İflas eden ortak aday projesi, aslında siyasette yapılar kadar siyasi kişiliklerin de ne derece önemli olduğunu siyaseti takip edenlere tekrar hatırlatmıştır. Muhalefetin ortak aday çıkaramamasında ideolojik uyum sorununun yanı sıra, Akşener ve Gül’ün siyasi karakterleri de belirleyici olmuştur. Akşener siyaseten hırslı bir karakterdir. Akşener’in siyasi geçmişine bakıldığında bunun izlerini görmek mümkündür. Muhalefet cephesinde Akşener sürecin en başından itibaren yüz bin imza ile Cumhurbaşkanı adayı olacağını kamuoyuna deklare etmiş ve CHP’den İYİ Parti’ye Cumhurbaşkanlığı adaylığından çekilmesi için gönderilen 15 vekile rağmen Akşener adaylıkta ısrarcı olmuştur. Abdullah Gül ise, kendisi için sürekli zikredilen “risk almayan siyasetçi” nitelendirmesini haklı çıkaran bir tutum sergilemiş ve nihayetinde geniş toplumsal mutabakat oluşmadığı gerekçesiyle aday olmayacağını açıklamıştır.
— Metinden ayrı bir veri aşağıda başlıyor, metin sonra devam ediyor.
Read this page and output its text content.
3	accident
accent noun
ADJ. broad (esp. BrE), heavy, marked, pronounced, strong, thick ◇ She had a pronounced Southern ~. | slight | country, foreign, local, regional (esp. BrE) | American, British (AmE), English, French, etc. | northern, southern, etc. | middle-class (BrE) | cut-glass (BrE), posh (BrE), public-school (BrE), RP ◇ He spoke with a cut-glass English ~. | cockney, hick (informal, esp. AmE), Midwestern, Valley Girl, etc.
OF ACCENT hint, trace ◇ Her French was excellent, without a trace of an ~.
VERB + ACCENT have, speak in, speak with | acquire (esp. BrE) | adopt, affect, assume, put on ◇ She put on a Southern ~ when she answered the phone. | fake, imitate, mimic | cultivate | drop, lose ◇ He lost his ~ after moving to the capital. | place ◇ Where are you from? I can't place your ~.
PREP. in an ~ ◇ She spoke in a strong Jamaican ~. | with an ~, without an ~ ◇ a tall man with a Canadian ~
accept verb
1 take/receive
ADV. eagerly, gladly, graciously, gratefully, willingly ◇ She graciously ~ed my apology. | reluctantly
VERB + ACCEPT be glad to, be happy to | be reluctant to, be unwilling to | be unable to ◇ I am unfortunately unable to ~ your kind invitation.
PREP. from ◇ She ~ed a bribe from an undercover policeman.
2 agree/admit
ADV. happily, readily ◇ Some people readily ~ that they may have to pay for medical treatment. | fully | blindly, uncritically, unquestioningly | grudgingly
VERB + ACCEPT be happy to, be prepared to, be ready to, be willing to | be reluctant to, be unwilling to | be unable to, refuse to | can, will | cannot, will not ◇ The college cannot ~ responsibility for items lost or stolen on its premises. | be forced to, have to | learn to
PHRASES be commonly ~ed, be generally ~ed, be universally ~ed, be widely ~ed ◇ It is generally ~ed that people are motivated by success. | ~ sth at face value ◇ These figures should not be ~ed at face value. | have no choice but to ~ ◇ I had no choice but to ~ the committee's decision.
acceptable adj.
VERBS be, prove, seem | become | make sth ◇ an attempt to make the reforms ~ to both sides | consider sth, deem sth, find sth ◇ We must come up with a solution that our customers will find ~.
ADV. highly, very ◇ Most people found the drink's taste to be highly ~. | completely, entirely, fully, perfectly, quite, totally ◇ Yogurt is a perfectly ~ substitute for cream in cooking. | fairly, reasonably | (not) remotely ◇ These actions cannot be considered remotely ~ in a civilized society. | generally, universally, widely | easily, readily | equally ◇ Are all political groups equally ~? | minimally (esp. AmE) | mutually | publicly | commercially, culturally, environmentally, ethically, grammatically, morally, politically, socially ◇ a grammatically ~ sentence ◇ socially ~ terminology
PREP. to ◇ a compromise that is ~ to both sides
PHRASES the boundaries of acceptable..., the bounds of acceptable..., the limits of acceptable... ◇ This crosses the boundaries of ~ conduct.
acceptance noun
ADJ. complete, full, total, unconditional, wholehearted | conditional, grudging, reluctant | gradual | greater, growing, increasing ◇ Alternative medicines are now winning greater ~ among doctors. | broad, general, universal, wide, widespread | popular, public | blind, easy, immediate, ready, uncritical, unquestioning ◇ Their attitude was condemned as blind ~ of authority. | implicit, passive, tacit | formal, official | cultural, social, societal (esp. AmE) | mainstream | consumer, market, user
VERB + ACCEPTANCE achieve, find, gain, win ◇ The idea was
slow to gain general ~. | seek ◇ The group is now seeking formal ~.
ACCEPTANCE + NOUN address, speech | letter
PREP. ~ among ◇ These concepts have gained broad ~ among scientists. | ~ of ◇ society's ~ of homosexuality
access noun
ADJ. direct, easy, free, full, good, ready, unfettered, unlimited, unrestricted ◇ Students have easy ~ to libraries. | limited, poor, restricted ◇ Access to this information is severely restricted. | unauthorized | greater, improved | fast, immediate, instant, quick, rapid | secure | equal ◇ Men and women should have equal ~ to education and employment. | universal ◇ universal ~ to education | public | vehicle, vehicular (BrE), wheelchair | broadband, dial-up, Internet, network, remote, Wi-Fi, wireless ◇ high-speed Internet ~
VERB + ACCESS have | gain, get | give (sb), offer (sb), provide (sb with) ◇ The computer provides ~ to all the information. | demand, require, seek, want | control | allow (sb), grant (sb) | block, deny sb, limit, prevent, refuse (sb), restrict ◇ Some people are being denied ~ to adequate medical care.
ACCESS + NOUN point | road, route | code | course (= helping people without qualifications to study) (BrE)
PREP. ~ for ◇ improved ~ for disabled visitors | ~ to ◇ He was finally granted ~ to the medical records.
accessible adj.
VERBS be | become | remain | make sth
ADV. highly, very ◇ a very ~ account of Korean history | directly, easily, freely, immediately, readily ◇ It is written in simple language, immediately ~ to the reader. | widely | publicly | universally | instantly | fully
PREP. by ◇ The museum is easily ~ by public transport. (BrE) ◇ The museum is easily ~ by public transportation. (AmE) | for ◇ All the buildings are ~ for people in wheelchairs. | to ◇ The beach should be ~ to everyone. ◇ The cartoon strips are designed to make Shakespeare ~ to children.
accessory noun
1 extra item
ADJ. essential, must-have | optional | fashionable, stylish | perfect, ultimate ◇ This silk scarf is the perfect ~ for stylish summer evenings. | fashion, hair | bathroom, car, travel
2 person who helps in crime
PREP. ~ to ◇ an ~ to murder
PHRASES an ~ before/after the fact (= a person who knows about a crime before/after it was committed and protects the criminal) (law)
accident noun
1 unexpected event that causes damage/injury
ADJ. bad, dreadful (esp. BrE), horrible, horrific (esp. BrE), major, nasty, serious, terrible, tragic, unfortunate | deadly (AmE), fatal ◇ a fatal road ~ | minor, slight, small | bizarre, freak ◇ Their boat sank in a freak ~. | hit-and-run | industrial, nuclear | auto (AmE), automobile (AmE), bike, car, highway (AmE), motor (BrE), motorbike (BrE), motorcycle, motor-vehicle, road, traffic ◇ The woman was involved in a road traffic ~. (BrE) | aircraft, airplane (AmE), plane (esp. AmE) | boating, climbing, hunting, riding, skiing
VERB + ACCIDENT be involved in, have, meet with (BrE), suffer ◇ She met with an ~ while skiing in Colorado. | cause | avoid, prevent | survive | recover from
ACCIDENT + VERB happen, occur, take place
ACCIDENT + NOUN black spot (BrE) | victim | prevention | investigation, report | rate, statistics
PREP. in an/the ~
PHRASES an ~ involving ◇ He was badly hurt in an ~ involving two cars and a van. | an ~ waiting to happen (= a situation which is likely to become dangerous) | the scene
Bu süreçte Cumhur İttifakı karşısındaki cephe çok dağınık bir görüntü sergilemiştir. Muhalefet partilerinin liderleri kişisel hırslarını ülke menfaatlerinin önünde tutan siyasi aktörler izlenimi vermiştir. İttifaklar için en önemli ön koşul olan ideolojik uyumun sağlanamaması ve siyasi gelecek kaygıları nedeniyle ortak aday projesi son bulmuştur. Böylece, kaset başa sarmış ve her partinin kendi adayını çıkarması noktasına gelinmiştir. Mevcut durumda Meral Akşener, Temel Karamollaoğlu ve Muharrem İnce muhalefet partilerinin Cumhurbaşkanı adayları olarak ortaya çıkmışlardır. Bu noktada, Kılıçdaroğlu’nun CHP Genel Başkanlığını bırakamadığı Muharrem İnce’ye Cumhurbaşkanlığını bırakıyor olmasının açıklanması zor bir durum olduğu ve Kılıçdaroğlu’nun siyasi geleceği açısından da önemli sonuçlar doğurabileceği not edilmelidir.
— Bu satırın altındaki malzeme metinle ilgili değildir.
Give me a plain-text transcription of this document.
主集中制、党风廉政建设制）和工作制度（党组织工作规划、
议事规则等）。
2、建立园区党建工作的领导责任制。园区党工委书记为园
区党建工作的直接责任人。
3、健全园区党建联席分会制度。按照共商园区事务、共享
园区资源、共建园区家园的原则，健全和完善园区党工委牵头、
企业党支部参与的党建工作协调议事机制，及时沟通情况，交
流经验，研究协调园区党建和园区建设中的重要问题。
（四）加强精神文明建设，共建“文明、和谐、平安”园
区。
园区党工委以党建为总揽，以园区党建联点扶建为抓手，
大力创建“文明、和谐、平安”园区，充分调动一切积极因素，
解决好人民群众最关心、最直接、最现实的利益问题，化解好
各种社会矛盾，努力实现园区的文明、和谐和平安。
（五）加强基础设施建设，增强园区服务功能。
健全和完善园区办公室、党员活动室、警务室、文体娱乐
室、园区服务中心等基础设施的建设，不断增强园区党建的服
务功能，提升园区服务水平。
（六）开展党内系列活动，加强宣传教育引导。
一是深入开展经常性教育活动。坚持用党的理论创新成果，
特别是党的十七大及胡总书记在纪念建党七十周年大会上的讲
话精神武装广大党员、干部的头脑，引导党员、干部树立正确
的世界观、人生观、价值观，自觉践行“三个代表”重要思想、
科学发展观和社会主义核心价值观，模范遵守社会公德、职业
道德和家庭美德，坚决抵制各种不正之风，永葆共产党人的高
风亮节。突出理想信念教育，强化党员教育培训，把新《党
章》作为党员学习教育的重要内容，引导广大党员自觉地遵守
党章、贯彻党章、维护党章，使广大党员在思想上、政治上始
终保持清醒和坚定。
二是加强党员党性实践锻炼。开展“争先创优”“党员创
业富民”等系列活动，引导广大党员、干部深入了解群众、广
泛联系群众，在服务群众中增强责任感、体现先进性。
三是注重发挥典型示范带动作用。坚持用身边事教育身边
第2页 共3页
Muhalefet partileri her günün altın değerinde olduğu bu süreçte yaklaşık iki haftayı boşa harcamıştır. Üstelik bu süreçte akılda kalan tek mesele, CHP’den İYİ Parti’ye transfer edilen mutsuz ve huzursuz 15 vekil olmuştur. CHP bu hamlesi ile daha seçimleri kazanmadan vaat ettiği parlamenter sistemi nasıl icra edeceğini göstermiştir. Bu sistemin en büyük hastalıklarından birini seçmene hatırlatmıştır. 1990’lar Türkiye’sinde koalisyon hükümetleri döneminde çokça rastlanan partiler arası milletvekili transferleri ile siyaset müessesesinin nasıl itibarsızlaştırıldığını, güçlü sivil siyasetin yokluğunda iktidar alanının kimler tarafından doldurulduğunu ve bu sürecin nasıl ekonomik ve toplumsal krizlere dönüştüğünü seçmen hafızasında tazelemiştir.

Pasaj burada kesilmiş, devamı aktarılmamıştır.